Iphigénie en Tauride, Garnier, 15/06/2006
Je reviens de Garnier, subjugué par la qualité musicale de la soirée. Les sonorités que tirent Marc Minkowski de son orchestre sont épatantes, des déferlements agressifs de "Dieux qui me poursuivez", au temps suspendu dans les pianissimi toujours timbrés et bien soutenus de "O malheureuse Iphigénie". Je ne saurais trop que plus louer des couleurs somptueuses, de ce dramatisme affirmé (le théâtre est clairement dans la fosse), de l'élégance et du raffinement général qui s'en dégagent, ou de cette vigueur rythmique admirable. Du très grand art, plus tendu et plus fin encore que dans sa merveilleuse intégrale. En plus Susan Graham et Yann Beuron sont l'un et l'autre fabuleux: le malheureuse Iphigénie de la première fut accueilli d'un silence de plusieurs secondes avant que n'éclate l'ovation, et le second est quasi parfait; les deux clefs de fa sont plus quelconques, mais très honorables.
Vient la mise en scène... C'est moins mauvais que ce que je craignais. C'est du théâtre bien léché, bien pensé, assez virtuose dans ses effets, impressionnant même parfois... En ces périodes de baccalauréat, je dirais qu'il y a de la personnalité et du style, ou plutôt un style, que c'est théâtralement d'un indubitable professionnalisme, mais que malheureusement c'est complètement hors sujet, et doublement.
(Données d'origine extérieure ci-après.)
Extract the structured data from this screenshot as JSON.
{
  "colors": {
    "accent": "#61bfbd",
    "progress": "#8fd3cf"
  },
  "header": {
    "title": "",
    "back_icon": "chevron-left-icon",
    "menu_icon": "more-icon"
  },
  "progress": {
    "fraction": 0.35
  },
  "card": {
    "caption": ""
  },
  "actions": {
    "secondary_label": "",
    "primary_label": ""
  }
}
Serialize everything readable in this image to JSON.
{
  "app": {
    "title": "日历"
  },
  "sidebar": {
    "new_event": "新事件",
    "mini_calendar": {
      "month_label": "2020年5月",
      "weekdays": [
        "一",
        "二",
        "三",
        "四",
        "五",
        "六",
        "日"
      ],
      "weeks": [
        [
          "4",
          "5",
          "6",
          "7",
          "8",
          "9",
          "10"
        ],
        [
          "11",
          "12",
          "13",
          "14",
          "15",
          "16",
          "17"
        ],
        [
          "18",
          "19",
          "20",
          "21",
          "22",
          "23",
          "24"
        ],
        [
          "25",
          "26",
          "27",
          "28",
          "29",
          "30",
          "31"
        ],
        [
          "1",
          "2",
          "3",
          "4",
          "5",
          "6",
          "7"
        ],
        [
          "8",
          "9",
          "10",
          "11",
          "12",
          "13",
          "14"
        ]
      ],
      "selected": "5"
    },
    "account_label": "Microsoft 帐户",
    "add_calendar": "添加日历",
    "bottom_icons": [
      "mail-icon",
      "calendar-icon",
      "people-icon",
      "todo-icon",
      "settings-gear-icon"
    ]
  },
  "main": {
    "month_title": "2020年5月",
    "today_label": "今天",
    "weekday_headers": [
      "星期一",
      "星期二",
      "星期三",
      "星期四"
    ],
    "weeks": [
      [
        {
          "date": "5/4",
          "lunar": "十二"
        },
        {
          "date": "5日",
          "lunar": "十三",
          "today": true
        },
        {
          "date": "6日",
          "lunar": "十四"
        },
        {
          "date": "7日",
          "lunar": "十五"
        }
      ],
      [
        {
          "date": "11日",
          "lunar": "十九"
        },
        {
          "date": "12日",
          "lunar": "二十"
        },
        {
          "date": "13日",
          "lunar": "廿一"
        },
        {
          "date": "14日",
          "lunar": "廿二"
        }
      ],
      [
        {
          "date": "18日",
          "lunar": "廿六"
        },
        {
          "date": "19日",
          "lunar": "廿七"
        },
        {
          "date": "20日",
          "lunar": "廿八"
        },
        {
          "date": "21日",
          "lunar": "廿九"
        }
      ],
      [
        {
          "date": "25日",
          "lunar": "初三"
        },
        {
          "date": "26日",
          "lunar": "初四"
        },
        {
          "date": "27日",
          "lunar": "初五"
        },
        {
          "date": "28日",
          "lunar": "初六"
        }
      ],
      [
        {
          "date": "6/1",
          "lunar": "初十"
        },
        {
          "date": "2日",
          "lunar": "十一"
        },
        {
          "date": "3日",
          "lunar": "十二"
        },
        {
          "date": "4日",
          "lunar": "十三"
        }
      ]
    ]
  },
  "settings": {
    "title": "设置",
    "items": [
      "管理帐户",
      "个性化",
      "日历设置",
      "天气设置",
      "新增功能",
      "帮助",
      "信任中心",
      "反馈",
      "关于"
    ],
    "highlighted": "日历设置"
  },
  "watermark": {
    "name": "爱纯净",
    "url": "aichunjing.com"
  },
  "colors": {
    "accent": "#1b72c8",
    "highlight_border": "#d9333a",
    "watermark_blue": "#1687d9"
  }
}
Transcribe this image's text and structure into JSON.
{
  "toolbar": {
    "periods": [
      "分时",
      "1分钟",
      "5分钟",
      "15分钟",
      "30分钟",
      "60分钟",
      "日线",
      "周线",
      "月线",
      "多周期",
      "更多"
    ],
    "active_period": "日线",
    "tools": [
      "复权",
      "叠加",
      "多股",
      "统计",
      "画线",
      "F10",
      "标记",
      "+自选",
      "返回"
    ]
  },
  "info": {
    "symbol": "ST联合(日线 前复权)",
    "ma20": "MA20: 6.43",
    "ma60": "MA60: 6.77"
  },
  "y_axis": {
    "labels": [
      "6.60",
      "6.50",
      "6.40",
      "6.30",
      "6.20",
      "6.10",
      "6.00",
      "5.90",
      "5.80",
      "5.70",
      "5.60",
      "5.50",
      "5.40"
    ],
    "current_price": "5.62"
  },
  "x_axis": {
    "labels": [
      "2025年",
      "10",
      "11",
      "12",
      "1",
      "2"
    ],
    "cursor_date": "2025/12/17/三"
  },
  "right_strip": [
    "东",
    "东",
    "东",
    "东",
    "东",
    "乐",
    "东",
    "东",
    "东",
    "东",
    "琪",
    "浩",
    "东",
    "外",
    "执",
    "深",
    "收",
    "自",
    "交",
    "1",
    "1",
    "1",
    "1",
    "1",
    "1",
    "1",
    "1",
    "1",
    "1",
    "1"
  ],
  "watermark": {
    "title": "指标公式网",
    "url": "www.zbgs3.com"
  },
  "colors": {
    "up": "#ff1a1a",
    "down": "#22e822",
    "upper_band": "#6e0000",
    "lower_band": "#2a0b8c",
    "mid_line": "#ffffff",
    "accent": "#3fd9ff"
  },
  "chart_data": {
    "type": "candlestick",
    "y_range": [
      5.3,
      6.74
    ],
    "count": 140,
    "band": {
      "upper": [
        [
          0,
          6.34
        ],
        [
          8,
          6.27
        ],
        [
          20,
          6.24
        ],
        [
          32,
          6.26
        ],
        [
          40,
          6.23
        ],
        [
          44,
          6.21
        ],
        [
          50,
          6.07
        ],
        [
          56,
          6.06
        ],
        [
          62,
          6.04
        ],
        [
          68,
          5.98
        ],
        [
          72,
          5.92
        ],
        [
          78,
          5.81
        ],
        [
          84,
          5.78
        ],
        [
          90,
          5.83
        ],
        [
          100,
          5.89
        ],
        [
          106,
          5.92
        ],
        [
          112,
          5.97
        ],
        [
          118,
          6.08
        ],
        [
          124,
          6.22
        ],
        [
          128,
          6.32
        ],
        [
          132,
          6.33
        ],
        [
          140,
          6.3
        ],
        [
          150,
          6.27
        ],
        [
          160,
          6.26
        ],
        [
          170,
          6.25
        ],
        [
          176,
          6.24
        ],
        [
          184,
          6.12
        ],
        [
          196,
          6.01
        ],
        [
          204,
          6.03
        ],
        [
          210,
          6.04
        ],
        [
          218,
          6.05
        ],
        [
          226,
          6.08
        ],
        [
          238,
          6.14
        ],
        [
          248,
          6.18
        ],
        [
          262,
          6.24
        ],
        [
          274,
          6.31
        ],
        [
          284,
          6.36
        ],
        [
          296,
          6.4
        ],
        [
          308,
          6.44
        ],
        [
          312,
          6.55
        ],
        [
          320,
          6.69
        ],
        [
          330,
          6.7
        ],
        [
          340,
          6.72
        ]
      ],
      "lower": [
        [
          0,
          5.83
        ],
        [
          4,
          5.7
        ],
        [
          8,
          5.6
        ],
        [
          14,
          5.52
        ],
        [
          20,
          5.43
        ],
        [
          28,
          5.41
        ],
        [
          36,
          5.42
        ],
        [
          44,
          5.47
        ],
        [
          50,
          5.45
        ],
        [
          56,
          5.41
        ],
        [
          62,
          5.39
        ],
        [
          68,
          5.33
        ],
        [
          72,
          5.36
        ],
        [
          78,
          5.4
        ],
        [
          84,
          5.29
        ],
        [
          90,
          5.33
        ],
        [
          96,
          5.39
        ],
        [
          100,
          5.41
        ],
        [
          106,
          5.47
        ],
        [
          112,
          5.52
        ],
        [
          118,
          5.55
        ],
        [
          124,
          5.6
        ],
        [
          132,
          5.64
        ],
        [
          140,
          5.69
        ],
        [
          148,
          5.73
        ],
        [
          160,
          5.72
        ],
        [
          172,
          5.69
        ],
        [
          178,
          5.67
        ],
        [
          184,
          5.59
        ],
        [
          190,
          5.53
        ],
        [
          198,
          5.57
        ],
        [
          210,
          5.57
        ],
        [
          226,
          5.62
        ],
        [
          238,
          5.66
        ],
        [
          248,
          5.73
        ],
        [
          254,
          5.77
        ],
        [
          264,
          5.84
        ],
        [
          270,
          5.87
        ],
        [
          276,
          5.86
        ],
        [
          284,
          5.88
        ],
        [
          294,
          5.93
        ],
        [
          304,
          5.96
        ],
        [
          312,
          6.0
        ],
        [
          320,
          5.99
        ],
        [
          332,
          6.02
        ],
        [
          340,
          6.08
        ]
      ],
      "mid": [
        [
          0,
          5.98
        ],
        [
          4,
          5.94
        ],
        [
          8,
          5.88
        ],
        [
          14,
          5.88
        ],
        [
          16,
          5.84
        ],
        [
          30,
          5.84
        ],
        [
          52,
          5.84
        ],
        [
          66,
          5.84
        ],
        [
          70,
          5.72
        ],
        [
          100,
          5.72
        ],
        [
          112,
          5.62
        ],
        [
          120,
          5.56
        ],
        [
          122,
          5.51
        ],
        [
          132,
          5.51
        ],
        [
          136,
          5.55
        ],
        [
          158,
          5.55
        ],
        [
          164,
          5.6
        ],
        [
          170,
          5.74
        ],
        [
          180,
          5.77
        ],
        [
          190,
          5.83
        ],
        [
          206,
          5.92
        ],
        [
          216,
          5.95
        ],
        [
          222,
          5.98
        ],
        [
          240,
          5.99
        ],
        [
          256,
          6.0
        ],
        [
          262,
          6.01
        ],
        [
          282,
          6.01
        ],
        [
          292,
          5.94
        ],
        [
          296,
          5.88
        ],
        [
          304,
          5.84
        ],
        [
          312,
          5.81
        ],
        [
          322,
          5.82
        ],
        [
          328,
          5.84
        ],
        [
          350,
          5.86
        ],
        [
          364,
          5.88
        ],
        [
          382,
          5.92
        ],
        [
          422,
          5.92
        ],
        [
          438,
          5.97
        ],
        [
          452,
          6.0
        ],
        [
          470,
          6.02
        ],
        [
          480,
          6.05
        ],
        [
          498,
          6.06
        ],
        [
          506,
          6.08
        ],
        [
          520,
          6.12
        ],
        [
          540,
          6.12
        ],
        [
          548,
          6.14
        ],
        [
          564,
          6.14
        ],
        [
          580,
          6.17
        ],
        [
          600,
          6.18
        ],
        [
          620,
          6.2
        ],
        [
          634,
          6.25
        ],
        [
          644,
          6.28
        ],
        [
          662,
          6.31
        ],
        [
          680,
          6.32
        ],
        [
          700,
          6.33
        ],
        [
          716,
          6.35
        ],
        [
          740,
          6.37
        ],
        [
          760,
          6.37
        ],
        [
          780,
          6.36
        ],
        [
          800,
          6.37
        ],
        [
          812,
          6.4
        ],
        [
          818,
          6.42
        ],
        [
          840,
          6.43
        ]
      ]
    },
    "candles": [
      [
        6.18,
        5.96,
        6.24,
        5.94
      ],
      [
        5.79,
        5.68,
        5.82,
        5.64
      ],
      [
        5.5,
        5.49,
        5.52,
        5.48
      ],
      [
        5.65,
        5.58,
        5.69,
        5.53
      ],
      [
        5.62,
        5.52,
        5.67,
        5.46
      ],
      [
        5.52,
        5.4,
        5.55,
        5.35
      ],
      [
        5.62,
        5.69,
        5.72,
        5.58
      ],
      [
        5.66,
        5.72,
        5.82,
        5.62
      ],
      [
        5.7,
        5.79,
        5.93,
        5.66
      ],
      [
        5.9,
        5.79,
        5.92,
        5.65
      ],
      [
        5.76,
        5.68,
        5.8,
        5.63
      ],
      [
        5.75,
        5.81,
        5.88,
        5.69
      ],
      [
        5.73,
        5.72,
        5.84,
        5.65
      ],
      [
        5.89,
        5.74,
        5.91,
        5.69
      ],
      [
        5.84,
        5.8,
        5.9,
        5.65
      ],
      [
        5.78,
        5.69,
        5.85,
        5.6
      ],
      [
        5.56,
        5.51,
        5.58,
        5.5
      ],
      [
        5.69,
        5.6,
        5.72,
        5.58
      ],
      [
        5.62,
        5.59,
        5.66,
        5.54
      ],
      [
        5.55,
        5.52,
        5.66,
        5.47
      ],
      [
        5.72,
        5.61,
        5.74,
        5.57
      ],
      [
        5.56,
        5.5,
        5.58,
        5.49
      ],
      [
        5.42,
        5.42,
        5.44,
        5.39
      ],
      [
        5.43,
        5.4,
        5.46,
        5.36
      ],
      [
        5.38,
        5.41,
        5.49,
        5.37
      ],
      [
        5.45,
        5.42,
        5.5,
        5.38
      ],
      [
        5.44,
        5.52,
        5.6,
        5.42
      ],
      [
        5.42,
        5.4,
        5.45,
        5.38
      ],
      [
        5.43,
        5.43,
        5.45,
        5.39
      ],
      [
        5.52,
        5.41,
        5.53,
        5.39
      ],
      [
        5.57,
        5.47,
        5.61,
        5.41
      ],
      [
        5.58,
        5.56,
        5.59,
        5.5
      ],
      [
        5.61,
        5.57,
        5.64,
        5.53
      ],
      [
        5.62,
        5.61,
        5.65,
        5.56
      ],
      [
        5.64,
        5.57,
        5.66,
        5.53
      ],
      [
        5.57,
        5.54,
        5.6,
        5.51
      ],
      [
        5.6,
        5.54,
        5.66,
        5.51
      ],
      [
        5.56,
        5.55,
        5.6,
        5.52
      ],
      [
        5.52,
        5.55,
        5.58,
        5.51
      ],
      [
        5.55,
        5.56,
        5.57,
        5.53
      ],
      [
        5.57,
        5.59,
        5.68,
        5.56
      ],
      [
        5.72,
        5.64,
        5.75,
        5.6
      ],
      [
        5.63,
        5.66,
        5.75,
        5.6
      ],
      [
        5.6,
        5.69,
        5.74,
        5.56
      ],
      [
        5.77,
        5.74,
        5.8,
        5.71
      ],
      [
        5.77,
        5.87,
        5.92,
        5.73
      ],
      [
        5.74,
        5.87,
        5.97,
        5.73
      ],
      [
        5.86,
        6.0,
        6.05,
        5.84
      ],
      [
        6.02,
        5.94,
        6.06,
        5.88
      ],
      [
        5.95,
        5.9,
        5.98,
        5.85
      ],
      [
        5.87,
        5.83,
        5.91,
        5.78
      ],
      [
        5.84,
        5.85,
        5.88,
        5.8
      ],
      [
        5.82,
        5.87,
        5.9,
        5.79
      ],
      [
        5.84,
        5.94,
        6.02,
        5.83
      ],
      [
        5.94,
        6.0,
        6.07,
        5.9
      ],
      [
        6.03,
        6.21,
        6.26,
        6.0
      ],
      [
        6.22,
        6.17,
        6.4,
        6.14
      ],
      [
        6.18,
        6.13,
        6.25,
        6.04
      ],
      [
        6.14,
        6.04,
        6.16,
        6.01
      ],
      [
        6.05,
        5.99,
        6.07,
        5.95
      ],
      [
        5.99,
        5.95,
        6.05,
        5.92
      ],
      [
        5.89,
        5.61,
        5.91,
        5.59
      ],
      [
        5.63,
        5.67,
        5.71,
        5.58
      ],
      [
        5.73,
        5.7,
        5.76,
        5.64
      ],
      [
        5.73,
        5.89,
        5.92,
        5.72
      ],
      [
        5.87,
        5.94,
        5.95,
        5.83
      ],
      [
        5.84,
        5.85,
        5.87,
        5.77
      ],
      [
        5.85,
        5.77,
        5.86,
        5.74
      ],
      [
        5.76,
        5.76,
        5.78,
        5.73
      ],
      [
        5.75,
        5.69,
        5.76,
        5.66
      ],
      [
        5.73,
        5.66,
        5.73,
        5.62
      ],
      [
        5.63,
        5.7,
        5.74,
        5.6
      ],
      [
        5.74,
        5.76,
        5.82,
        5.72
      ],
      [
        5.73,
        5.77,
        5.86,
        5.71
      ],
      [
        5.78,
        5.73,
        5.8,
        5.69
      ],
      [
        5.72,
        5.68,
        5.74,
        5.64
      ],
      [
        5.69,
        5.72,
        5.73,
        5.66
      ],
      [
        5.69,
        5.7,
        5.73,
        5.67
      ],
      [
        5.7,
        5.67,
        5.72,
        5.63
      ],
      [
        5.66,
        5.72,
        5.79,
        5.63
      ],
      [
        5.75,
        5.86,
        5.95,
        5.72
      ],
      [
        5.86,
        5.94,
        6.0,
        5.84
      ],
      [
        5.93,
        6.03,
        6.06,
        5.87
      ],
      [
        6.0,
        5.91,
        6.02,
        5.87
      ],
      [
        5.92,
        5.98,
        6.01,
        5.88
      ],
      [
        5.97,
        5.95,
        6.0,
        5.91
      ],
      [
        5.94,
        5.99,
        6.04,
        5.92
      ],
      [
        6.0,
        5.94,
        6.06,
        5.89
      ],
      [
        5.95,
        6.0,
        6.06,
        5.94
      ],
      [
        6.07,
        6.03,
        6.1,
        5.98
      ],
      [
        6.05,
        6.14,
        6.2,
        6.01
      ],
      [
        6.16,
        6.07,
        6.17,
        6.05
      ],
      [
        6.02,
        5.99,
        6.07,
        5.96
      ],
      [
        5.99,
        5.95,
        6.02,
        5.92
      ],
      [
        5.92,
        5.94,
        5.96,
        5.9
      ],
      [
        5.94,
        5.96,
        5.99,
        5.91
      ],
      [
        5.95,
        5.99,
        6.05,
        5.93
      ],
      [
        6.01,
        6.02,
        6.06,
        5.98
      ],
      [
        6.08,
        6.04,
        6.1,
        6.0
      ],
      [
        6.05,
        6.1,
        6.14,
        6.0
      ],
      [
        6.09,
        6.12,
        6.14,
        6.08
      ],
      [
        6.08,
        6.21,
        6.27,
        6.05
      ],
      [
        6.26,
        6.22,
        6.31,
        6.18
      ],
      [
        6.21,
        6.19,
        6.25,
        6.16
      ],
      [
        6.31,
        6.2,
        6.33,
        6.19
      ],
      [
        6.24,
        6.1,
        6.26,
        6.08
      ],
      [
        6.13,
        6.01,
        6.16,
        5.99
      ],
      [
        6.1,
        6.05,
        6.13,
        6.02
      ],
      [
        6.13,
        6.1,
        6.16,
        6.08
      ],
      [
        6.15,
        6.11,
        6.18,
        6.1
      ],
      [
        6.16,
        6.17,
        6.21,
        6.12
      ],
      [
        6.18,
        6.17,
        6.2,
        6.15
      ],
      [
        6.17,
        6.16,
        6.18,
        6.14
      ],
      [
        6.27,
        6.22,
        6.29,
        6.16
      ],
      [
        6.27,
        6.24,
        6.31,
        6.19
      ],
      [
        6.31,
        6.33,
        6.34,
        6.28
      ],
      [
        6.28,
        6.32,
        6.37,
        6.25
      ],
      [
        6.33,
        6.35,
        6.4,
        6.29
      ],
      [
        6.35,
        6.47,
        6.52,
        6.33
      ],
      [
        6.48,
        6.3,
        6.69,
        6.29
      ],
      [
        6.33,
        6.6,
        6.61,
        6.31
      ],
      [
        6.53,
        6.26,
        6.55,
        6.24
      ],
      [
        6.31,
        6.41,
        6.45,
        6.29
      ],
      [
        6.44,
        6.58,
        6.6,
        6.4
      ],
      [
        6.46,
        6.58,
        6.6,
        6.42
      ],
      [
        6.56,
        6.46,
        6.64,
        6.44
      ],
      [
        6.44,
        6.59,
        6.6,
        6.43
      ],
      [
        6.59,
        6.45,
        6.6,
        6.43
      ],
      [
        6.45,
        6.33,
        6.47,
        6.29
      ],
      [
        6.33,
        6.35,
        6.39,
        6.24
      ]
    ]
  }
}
Premièrement, Krzysztof Warlikowski ne semble détecter pas les ressorts théâtraux qui peuvent être tirés de la musique de Gluck, qui a beau être élégante comme il le note, mais est tout sauf stérilement poudrée: rendre insignifiantes et prosaïque la tempête initiale ou toute la scène du sacrifice, quand même... Deuxièmement, surtout, Warlikowski nous fait peut-être un récit des naufrages de la vieillesse, mais quel rapport avec Iphigénie? Ramener les Atrides à une petite vieille qui revoit ses images familiales est quand même pour un metteur en scène suicidaire et revient à se couper des ressorts fabuleux de la puissance du mythe, de la force de la tragédie grecque ; et surtout de deux des personnages les plus extraordinaires issus de l'imaginaire culturel occidental. Drôle de philosophie théâtrale que de ramener la puissance inconsciente du mythe à des considérations quotidiennes. A fortiori quand on se pique de considérations analytiques à grand coup de miroirs réfléchissant à l'infini ou d'illustration freudienne de l'Oedipe d'Oreste qui viole explicitement sa maman sur scène (ce qui est quand même une autre histoire...).
Pour parachever l'échec de cette mise en scène, je note la vanité qui consiste à dénoncer les conventions en les remplaçant par d'autres conventions, autres certainement, mais conventions quand même: pendant combien de temps encore va t-on devoir supporter des Iphigénie pouffiasses à chaussures rouges compensées se vautrant sur leur matelas? La provocation gratuite et stérile du lancement de roses sur scènes d'une loge à l'arrivée de Thoas, dérision affirmée des conventions de l'opéra, illustre la vanité du propos, le besoin de se donner une contenance par la provocation. Dommage, l'artiste Warlikowski ne semble pourtant guère en manque de potentiel et d'inspiration.